Durante l’estate 2017, Domitille Cauet ha portato Paul a percorrere la Mongolia, un Paese che lei aveva attraversato da giovane donna. «L’idea di questo viaggio era quella di vivere un momento madre-figlio prima che lui diventasse troppo grande». Ne ha tratto un libro intitolato Paul en Mongolie, il cui sottotitolo – “L’autismo è un viaggio che non avevo previsto” – descrive bene la loro realtà:

Paul mi ha sempre sorpreso. All’inizio c’era molto disfattismo attorno al suo avvenire, da parte delle istituzioni… dei medici… Lui mi ha provato che non esiste fatalismo.

La donna, innamorata delle lettere, vede ogni tappa superata col figlio, per umile che possa sembrare, come una festa.

Ogni volta che fa un progresso è bellissimo. Tutte le nostre piccole vittorie sono belle. Ho imparato a rallegrarmi di ogni più piccola cosa. Personalmente, ho avuto un’esperienza scolastica priva di problemi, eppure il giorno in cui Paul è riuscito a leggere una frase ho avuto l’impressione di aver scalato l’Everest. L’handicap di Paul dà tanta intensità in più alla vita, è un cammino di accettazione molto personale perché legato alla mia storia. Sono cresciuta in un contesto in cui si metteva al primo posto la realizzazione intellettuale. Ho dovuto accettare che mio figlio non segua questo schema. È intelligente in un altro modo, impara in un’altra maniera e credo che questo sia stato per me un cammino di umiltà.

Oggi l’avvenire di Paul resta ancora molto incerto:

Quel che fa soffrire è l’assenza di prospettive per l’avvenire, il non sapere come il proprio figlio sarà accolto fuori, quel che diventerà. Ma in fondo ogni figlio è una sorpresa: non si sa che adulto sarà.

Domitille si batte per una migliore accettazione della differenza, specie al Ministero dell’Istruzione:

Un grande lavoro di sensibilizzazione resta tuttora di là da fare. Quando abbiamo di fronte a noi dei bambini che funzionano altrimenti, alle brutte arriva un rifiuto, se va bene invece l’incapacità di accompagnarli.
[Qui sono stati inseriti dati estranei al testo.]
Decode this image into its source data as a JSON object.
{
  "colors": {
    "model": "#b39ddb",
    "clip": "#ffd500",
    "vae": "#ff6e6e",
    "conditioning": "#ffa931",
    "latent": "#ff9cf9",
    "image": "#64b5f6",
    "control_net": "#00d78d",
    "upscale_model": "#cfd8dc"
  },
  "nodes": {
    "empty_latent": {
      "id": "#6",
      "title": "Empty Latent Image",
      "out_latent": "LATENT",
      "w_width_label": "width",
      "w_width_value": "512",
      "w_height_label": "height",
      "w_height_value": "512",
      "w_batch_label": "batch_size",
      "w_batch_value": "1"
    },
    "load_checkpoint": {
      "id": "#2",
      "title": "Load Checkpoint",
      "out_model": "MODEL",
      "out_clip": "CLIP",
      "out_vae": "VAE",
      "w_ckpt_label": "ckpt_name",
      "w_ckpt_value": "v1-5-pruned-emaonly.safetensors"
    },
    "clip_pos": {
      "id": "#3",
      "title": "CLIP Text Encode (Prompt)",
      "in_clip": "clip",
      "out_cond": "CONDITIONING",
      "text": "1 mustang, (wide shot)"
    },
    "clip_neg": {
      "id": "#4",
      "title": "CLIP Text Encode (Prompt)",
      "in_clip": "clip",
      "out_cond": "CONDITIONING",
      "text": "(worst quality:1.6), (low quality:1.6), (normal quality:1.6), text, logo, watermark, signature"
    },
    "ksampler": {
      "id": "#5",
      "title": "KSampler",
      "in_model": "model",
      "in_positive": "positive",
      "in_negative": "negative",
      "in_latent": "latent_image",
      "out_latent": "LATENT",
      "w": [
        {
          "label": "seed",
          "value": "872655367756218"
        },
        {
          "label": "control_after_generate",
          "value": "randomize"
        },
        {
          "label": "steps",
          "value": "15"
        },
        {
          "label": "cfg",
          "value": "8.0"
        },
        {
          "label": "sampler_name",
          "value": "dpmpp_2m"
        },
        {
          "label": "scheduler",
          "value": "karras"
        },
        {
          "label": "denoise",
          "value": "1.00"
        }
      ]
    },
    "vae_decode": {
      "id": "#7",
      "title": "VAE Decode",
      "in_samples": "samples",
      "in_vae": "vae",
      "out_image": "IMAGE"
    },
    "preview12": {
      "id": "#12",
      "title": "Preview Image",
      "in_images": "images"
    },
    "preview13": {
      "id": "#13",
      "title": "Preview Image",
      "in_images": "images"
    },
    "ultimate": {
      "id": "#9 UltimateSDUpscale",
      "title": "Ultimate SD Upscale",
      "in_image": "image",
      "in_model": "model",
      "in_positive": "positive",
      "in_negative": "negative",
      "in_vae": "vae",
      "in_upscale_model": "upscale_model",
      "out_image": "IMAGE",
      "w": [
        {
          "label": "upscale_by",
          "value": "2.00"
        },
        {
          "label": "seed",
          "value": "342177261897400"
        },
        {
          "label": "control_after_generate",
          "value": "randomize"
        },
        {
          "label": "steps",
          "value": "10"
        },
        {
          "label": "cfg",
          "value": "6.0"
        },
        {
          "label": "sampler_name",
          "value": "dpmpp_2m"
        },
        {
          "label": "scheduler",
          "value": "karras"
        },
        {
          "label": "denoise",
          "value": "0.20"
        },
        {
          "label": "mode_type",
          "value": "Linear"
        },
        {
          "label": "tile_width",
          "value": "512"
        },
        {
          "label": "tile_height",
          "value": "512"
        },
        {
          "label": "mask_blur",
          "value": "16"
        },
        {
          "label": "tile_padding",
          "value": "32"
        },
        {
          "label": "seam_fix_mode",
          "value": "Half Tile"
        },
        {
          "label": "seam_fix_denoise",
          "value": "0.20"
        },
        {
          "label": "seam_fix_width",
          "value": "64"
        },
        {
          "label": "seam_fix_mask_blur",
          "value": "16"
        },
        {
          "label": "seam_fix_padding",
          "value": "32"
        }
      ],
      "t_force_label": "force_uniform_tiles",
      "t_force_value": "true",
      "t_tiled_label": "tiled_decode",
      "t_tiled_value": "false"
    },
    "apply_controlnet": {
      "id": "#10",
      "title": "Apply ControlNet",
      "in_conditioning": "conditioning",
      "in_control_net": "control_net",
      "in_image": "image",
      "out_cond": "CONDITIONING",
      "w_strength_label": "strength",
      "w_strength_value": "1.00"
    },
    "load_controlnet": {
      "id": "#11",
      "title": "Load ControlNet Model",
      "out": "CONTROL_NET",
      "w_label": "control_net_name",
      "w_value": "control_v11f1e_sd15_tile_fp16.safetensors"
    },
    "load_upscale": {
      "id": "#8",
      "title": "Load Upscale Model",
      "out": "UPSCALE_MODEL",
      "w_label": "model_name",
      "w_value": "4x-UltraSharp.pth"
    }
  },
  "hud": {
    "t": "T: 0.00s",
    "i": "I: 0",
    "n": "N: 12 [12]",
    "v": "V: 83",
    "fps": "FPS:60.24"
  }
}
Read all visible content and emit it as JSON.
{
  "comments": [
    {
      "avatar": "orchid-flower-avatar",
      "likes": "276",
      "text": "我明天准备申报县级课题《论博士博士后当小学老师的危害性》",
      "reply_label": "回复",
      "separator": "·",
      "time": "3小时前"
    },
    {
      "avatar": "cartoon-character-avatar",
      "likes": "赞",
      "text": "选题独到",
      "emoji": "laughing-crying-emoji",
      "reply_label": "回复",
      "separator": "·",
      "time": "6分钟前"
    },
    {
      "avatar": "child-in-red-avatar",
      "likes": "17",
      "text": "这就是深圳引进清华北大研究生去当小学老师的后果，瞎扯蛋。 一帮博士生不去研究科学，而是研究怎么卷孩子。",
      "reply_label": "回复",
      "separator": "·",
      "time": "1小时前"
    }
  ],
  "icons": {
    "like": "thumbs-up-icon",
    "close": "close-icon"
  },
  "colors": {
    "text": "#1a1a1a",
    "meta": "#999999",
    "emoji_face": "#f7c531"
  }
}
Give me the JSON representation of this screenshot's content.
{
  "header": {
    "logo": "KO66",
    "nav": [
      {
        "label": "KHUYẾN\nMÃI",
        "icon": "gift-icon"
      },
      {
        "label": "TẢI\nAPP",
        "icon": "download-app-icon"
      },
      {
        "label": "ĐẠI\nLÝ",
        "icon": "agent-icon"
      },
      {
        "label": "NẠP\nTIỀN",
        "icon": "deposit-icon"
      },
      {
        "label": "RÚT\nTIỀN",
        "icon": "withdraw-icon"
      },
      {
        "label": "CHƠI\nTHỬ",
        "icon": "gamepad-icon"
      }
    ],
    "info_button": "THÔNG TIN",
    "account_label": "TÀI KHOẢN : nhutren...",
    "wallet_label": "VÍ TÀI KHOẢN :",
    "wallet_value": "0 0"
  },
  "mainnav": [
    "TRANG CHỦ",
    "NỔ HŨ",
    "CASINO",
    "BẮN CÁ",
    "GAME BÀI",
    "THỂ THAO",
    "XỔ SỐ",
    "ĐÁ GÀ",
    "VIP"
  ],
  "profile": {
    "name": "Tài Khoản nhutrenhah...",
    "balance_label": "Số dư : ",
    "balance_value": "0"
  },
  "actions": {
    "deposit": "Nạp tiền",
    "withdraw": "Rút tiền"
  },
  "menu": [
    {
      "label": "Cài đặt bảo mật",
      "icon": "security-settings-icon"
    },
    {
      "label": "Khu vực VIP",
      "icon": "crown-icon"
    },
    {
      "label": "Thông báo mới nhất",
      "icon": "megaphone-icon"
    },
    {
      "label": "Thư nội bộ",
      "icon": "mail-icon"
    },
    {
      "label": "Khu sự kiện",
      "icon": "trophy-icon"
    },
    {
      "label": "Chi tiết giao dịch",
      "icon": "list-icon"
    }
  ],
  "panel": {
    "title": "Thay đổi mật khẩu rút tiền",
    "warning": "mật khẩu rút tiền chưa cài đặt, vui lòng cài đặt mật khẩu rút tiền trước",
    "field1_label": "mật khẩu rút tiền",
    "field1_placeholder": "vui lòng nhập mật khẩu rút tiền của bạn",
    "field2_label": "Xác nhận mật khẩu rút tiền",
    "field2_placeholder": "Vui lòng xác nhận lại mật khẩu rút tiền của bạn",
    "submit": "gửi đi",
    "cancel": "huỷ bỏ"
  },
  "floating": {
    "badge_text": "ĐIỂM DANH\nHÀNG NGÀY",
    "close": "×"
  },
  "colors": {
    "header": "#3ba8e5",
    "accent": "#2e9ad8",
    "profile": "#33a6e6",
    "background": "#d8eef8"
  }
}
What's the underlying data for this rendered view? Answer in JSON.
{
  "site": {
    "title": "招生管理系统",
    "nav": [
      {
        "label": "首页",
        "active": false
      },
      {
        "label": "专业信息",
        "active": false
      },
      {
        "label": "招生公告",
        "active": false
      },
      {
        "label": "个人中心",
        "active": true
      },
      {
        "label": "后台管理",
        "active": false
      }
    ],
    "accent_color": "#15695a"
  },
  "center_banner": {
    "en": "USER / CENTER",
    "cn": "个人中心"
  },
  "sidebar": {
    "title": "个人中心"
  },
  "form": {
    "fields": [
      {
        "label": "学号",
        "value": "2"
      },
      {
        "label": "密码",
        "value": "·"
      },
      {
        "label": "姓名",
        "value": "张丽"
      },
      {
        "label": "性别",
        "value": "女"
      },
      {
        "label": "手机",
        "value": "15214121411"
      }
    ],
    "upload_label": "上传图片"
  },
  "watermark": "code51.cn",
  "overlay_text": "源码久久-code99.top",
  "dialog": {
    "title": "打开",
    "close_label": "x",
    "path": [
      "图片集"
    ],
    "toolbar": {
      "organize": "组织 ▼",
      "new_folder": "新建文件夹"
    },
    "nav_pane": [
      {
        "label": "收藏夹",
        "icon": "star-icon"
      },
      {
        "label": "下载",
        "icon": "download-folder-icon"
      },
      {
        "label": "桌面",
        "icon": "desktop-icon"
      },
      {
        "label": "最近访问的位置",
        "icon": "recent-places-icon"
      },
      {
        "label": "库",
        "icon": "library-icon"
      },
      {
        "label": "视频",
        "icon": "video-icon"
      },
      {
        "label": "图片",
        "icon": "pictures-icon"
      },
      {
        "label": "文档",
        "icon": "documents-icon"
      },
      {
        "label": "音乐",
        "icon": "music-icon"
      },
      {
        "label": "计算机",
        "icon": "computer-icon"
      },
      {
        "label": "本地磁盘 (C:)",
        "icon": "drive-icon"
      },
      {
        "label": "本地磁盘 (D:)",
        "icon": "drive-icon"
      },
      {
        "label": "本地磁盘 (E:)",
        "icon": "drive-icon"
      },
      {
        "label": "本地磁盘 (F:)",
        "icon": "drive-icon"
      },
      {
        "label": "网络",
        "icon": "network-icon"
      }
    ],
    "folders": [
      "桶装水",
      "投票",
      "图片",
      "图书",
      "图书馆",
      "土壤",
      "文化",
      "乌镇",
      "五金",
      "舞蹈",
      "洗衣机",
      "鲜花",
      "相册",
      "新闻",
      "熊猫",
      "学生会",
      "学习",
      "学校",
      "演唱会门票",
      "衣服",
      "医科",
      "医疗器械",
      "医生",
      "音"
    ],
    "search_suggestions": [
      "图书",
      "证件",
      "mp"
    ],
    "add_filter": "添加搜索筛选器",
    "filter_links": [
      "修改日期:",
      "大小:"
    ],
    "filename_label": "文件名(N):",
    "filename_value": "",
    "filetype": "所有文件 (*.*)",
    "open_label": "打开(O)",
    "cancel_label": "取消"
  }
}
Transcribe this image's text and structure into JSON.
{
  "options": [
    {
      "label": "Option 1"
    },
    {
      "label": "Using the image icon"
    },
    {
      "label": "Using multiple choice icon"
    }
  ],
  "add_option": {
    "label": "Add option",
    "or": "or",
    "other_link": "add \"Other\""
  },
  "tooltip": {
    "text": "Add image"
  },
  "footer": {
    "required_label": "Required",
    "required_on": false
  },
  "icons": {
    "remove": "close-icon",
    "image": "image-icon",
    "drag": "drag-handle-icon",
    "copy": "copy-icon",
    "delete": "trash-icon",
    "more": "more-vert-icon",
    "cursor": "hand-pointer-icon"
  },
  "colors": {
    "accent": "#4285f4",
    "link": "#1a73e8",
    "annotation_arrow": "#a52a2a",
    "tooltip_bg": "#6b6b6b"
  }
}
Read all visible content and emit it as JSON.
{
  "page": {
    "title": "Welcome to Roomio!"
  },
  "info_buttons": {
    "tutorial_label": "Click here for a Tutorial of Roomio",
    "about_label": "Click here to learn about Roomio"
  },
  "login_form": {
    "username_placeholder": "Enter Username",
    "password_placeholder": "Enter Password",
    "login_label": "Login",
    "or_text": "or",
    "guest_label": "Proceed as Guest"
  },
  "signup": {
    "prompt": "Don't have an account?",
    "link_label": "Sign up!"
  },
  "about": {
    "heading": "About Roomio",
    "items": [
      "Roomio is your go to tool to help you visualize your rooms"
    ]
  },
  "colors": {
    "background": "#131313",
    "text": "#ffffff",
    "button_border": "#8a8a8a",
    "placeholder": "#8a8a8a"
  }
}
Ed evoca le insegnanti che hanno avuto l’onestà di riconoscere che la differenza di Paul le spaventava, al principio.

Credo che la sua presenza in classe abbia creato uno spirito di maggiore aiuto reciproco fra gli alunni. Numerosi pregiudizi frenano ancora l’inclusione, perché esistono ancora tante paure legate all’handicap mentale. Penso che la società andrà meglio quando potrà crescere su questo. La questione della differenza la vedo veramente come una sfida di fraternità.